El segundo aspecto a destacar, como una lectura más velada de la película, tiene que ver con esa aparente oposición entre la concepción estadounidense de la existencia, más pragmática, más materialista, y aquella que se abre a otras posibilidades alejadas de la consciencia y de la percepción de la realidad a través de los sentidos y de las leyes de la física. No deja de ser llamativo que Columbia produjera una película de estas características en plena presidencia de Eisenhower, cuando el público americano se encuentra disfrutando de un periodo de desarrollo económico sin precedentes, una auténtica borrachera, un vórtice de éxtasis consumista, y la satisfacción de los deseos a través de la posesión y adquisición de medios materiales y de confort constituye el primer motor de la riqueza norteamericana y, a través de su exportación a todo Occidente, del modo de vida de buena parte del planeta, la que él controla.

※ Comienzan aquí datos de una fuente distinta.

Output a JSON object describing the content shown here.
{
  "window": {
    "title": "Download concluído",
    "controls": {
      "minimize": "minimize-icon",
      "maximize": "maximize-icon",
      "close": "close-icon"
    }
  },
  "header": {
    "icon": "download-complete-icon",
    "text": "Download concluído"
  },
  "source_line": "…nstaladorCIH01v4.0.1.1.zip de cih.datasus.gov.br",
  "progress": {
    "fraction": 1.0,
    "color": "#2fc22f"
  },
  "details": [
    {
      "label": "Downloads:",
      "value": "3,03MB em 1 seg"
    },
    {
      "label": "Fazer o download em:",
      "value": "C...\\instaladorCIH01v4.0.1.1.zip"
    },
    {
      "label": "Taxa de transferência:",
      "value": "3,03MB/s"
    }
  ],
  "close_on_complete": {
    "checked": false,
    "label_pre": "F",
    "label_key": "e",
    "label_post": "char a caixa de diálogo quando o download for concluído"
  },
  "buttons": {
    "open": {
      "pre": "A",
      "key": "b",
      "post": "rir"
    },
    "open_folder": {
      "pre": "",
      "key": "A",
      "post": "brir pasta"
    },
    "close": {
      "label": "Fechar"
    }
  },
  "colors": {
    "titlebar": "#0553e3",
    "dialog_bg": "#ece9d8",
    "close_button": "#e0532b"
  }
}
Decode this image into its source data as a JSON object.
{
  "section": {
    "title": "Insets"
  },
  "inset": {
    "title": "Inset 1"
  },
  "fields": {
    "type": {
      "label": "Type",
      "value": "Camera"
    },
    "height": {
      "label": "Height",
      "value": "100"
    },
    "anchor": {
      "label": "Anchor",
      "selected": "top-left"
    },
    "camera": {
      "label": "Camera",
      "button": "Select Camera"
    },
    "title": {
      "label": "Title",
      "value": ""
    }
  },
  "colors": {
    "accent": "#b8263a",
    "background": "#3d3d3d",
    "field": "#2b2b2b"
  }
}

Desde ese punto de vista, la película se erige en una especie de recordatorio, de puesta de manifiesto de otra realidad al margen de lo inmediato, de lo tangible, de lo cuantificable, y del peligro que conlleva ceñirse y fiarlo todo a estos aspectos mientras se descuida el perfil espiritual, cultural, ancestral, de la personalidad, que no es otro que el riesgo de que el bienestar material prive al ser humano de la capacidad de discernimiento sobre lo que implican el Bien y el Mal (sea este el pérfido extranjero comunista o cualquier otro), y la progresiva pérdida de herramientas para combatir este último al carecer de los mecanismos necesarios para detectarlo y diagnosticarlo correctamente. Porque, al fin y al cabo, para oponerse al enemigo, hay que conocerlo. Y reconocerlo.